Le Roi des cons

Texte présenté au Blues-Sphere le 5 janvier 2023 dans le cadre des soirées « Laisser dire » avec pour thème : « Roi et Reine »

De vous à moi, je suis le roi des cons.

Je sais, cela prête à sourire. Comment ? Lui, le roi des cons ? Lui, si affable, si érudit et posé ? Comment peut-il être le roi des cons ?

Ceux qu’une telle interrogation effleure sont en fait mes sujets mais ils n’en ont pas conscience. Ils n’ont aucune notion de leur propre identité. Pire, nombreux sont ceux et celles qui la nient et qui répètent haut et fort : « En tout cas, moi je ne suis pas con ou… je ne suis pas conne ».

Quelle désolation. Comment les révéler à eux-mêmes ? Quel immense travail de reconquête.

Je parle de reconquête mais en fait, je ne suis pas encore le souverain de cette bande d’ignares bien que ce soit mon souhait le plus cher. Sans dévoiler la couronne, je suis un simple parlementaire ambitieux dont l’objectif secret est de rétablir la royauté en lieu et place de cette république à jamais nostalgique des fastes du Gotha.

Pour l’instant, je ne tire donc aucun avantage de cette fonction royale que j’assume dans l’ombre. Je ronge mon frein lorsque certains de mes confrères, certains journalistes ou de quelconques quidams me traitent de pauvre con, de vrai con, de con olympique, de petit con alors que je mesure un mètre quatre-vingt ou de gros con alors que je suis de taille mannequin. Dès le jour de mon sacre officiel, je leur ferai rendre gorge au motif de lèse-majesté.

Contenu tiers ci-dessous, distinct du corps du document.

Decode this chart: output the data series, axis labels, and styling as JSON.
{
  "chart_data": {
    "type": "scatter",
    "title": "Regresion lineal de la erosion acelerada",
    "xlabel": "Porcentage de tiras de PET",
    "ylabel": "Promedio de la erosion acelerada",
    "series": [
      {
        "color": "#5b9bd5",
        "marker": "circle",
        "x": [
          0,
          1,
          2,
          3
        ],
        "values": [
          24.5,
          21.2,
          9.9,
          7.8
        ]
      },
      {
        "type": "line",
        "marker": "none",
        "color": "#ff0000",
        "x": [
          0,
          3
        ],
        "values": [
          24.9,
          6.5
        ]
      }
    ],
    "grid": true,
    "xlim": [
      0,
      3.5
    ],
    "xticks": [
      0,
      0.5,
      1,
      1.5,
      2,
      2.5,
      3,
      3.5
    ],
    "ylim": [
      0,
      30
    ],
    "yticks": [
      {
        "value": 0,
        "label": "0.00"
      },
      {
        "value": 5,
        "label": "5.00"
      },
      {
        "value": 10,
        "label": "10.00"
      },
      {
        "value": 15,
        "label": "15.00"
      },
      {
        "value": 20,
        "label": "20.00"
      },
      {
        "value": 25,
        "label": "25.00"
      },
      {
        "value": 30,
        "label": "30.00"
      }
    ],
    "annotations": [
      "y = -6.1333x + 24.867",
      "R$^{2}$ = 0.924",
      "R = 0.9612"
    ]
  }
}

En attendant, en exil sur mes propres terres, je fourbis mes armes dans l’attente d’un chaos qui ne saurait qu’advenir et qui me portera au pouvoir. Je suis persuadé qu’alors, la très grande majorité de mes concitoyens, complètement perdue, prendra conscience que seul moi peux les comprendre. En bon cons et connes qu’ils sont, ils boiront mes paroles et accepteront un changement de régime.

Ce travail de sape, je m’y attelle depuis plus de 20 ans. Lorsque l’on est un haut mandataire, l’important est de bien s’entourer.

Je choisis donc avec soin mes conseillers. Le tri en la matière est simple.

Je me dois de garder ceux dont les recommandations vont à l’encontre de tout bon sens. Jamais, je ne choisis de conseiller zélé afin d’éviter de me faire marcher sur la tête et réduire ainsi à néant mes ambitions.

Je préfère sélectionner des gens bornés, sans aucun pragmatisme mais emplis de rêves plus stupides les uns que les autres. Le peuple aime les rêves. Il aime les chimères. Lors de tout débat politique, j’ai plaisir à répéter que mes idées vont à l’encontre des faits objectifs de mes adversaires. La réalité vraie importe peu. Le bon peuple affectionne les concepts charmants et raffole de démagogie. Les cons et les connes trouvent sécurisant le dogmatisme politique. Cela les rassure. Ils peuvent s’identifier à des croyances qu’ils reconnaissent comme structurantes pour leur propre être. La subtilité ne fait pas bon ménage avec leur réalité existentielle. Ils aiment vivre par procuration au travers des idées d’autrui, les plus simples et plus clivantes possibles.

Quel que soit le sujet, mes chers conseillers savent toujours quand il faut distiller sans nuance tantôt de l’écologie, tantôt du racisme, tantôt de la politique financière ou budgétaire qui ne repose sur aucune analyse. Il faut faire le buzz car désormais seul le court terme est de mise et l’époque est à la dictature du paraître et des réseaux sociaux.

Ce que j’aime aussi chez mes conseillers c’est qu’ils ne se posent jamais la question du coût de leurs recommandations. Ils ne savent pas compter. Ils croient en l’argent magique. C’est de bon augure car lorsque j’aurai acquis le pouvoir absolu, je redorerai à grands frais le blason royaliste galvaudé par mes ennemis républicains, tout ça bien sûr aux frais de la princesse.

Mais être monarque, c’est avoir le sens de la famille.

Or, de famille, je n’en ai point encore. Je sais que c’est important car un roi se doit d’être entouré d’une compagne aimante et de petits princes bien propres sur eux et bien éduqués. Je cherche donc l’âme sœur qui, outre des qualités d’épouse, devra également assumer avec brio des fonctions protocolaires. Je ne cesse de faire tourner mon radar pour enfin rencontrer celle qui deviendra la future reine des cons. Croyez-moi, ce n’est pas simple. Si je veux réussir je me dois de trouver une perle d’intelligence qui comme moi partagera ce sens aigu du pouvoir royaliste et de la bêtise humaine. Je dois être sélectif pour ne pas, comme certains de mes prédécesseurs, terminer sur l’échafaud.